I have my own problems with the "right but at the moment the failure of the left to acknowledge that crime has been driven by the welfare state's women marrying the government, policies that destroyed job opportunities, a disastrous educational system, etc. is a larger problem.

@wolfhnd I don't disagree. Anyone who believes that Johnson--a man known for his liberal use of the N-word was trying to HELP blacks with the welfare program is a fucking idiot. He wanted them segregated and kept on the teat so he had a legacy of Democratic voters.

It's obvious in how welfare was not given to those who had 2 parents in the household. They wanted to create a permanent lower class of blacks AND whites so that they could keep themselves in office. It was a small price to pay for them. A drop in the bucket.

I don't believe in Santa or good politicians. Republican. Democrat. They all go to the same parties on weekends. It's the idiots who don't live in DC that believe these people actually give a shit.

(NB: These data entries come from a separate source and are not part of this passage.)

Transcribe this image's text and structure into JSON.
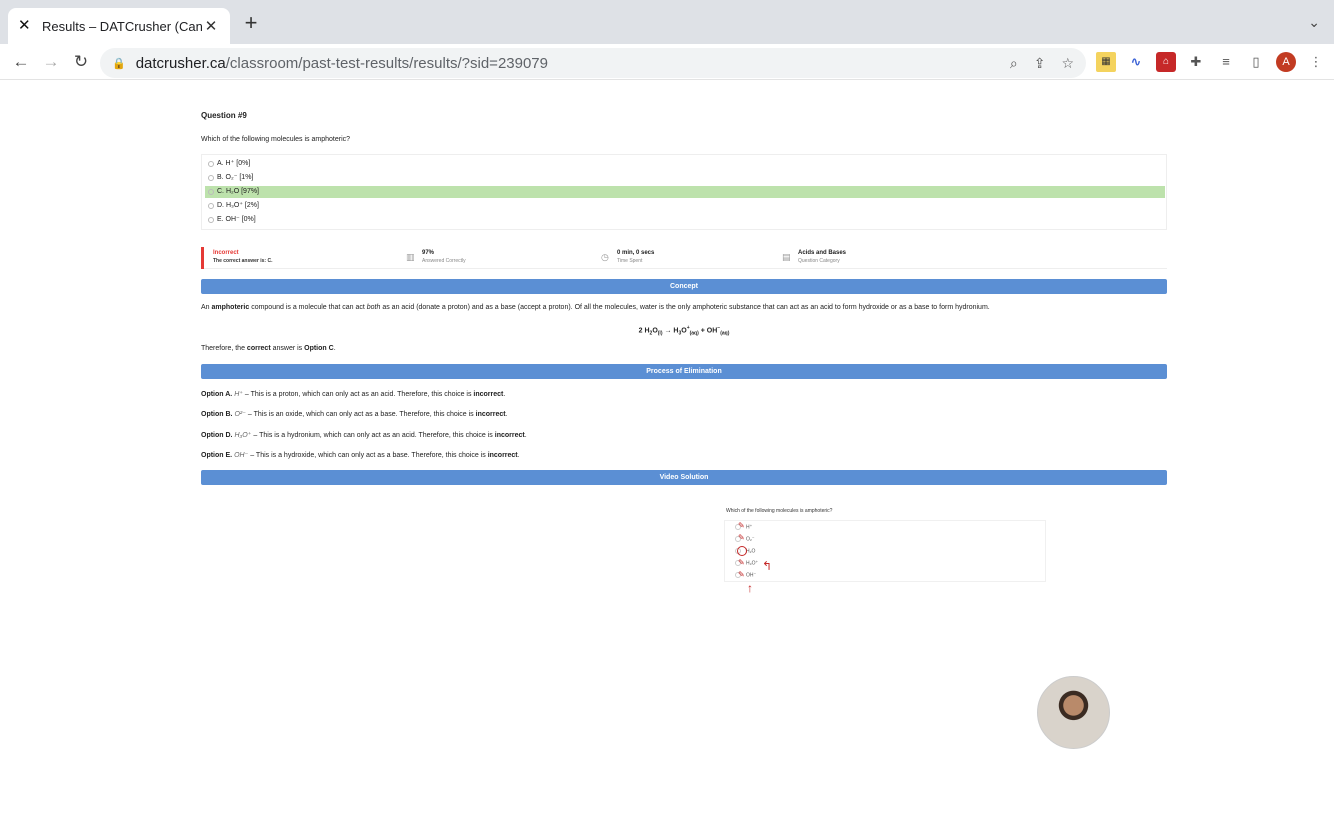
{
  "browser": {
    "tab_title": "Results – DATCrusher (Canadia",
    "url_host": "datcrusher.ca",
    "url_path": "/classroom/past-test-results/results/?sid=239079",
    "avatar_letter": "A"
  },
  "question": {
    "number": "Question #9",
    "text": "Which of the following molecules is amphoteric?",
    "options": [
      {
        "label": "A. H⁺ [0%]"
      },
      {
        "label": "B. O₂⁻ [1%]"
      },
      {
        "label": "C. H₂O [97%]"
      },
      {
        "label": "D. H₃O⁺ [2%]"
      },
      {
        "label": "E. OH⁻ [0%]"
      }
    ],
    "correct_index": 2
  },
  "stats": {
    "result": "Incorrect",
    "correct_answer": "The correct answer is: C.",
    "percent": "97%",
    "percent_label": "Answered Correctly",
    "time": "0 min, 0 secs",
    "time_label": "Time Spent",
    "category": "Acids and Bases",
    "category_label": "Question Category"
  },
  "concept": {
    "heading": "Concept",
    "p1_a": "An ",
    "p1_b": "amphoteric",
    "p1_c": " compound is a molecule that can act ",
    "p1_d": "both",
    "p1_e": " as an acid (donate a proton) and as a base (accept a proton). Of all the molecules, water is the only amphoteric substance that can act as an acid to form hydroxide or as a base to form hydronium.",
    "therefore_a": "Therefore, the ",
    "therefore_b": "correct",
    "therefore_c": " answer is ",
    "therefore_d": "Option C",
    "therefore_e": "."
  },
  "elimination": {
    "heading": "Process of Elimination",
    "items": [
      {
        "opt": "Option A.",
        "sym": "H⁺",
        "text": " – This is a proton, which can only act as an acid. Therefore, this choice is ",
        "verdict": "incorrect",
        "end": "."
      },
      {
        "opt": "Option B.",
        "sym": "O²⁻",
        "text": " – This is an oxide, which can only act as a base. Therefore, this choice is ",
        "verdict": "incorrect",
        "end": "."
      },
      {
        "opt": "Option D.",
        "sym": "H₃O⁺",
        "text": " – This is a hydronium, which can only act as an acid. Therefore, this choice is ",
        "verdict": "incorrect",
        "end": "."
      },
      {
        "opt": "Option E.",
        "sym": "OH⁻",
        "text": " – This is a hydroxide, which can only act as a base. Therefore, this choice is ",
        "verdict": "incorrect",
        "end": "."
      }
    ]
  },
  "video": {
    "heading": "Video Solution",
    "question": "Which of the following molecules is amphoteric?",
    "options": [
      "H⁺",
      "O₂⁻",
      "H₂O",
      "H₃O⁺",
      "OH⁻"
    ]
  }
}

@wolfhnd the Patriot Act was bipartisan and continues to be bipartisan every time funding is voted on to keep it going. Both parties have worked together to make this mess of a society we live in now. From trade deals to tax breaks to government bailouts, both parties have done nothing but look out for the donor class since citizens united was written in to law. Both parties act out their characters for the camera then go behind the public eye and make sure certain interests always get taken care of no matter how the votes of the politicians have to be manipulated for each politicians best interests at the time. For example, democrats and repubs that are in the ballot get to vote for what voters will want while the ones not up for reelection vote for the donor class thus always making sure the donors are happy and the incumbent can act like they were trying to help while the others are the problem.

@ThomasinaPaine always the victim....when will you stop playing that card and actually concern yourself with what happened?